Mittwoch, 28. Mai 2008 14.00 – 20.00 Uhr In meinem Kalender speichern

Sicherheit mit Augenmaß

Veranstaltung der Friedrich-Ebert-Stiftung

Online-Duchsuchung, Bundestrojaner, Kfz-Kennzeichenerfassung - drei Schlagwörter zu Debatten über staatliche Sicherheitsgesetze einerseits und Freiheitsrechte der Bürger/innen andererseits.
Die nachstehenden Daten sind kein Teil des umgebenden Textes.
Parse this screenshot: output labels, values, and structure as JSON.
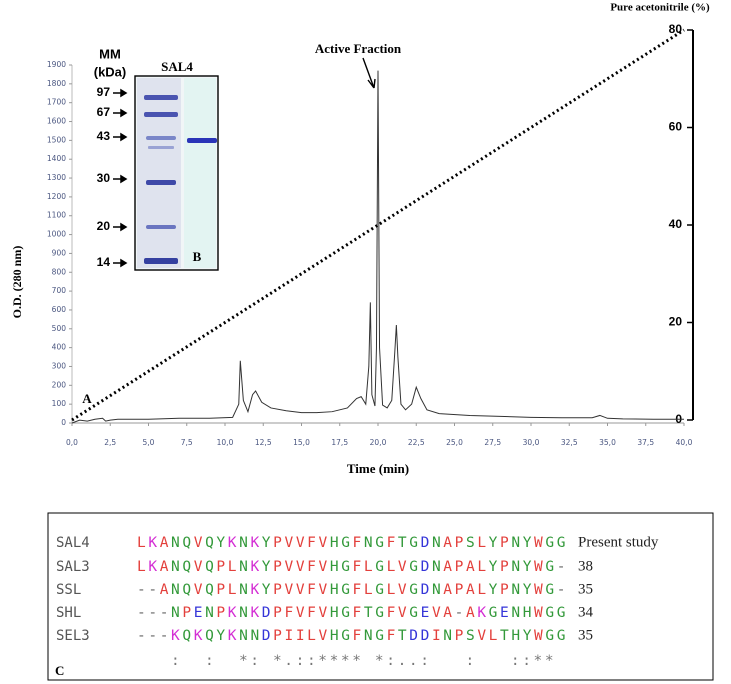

Das Verhältnis von Freiheit und Sicherheit wird immer ein politisches Diskussionsthema in Demokratien sein. Verantwortungsvolle Regierungen werden deshalb stets nach einem Mittelweg zwischen Sicherheits- und Freiheitsbedürfnissen ihrer Bürger/innen suchen, nach einer `Sicherheit mit Augenmaß`.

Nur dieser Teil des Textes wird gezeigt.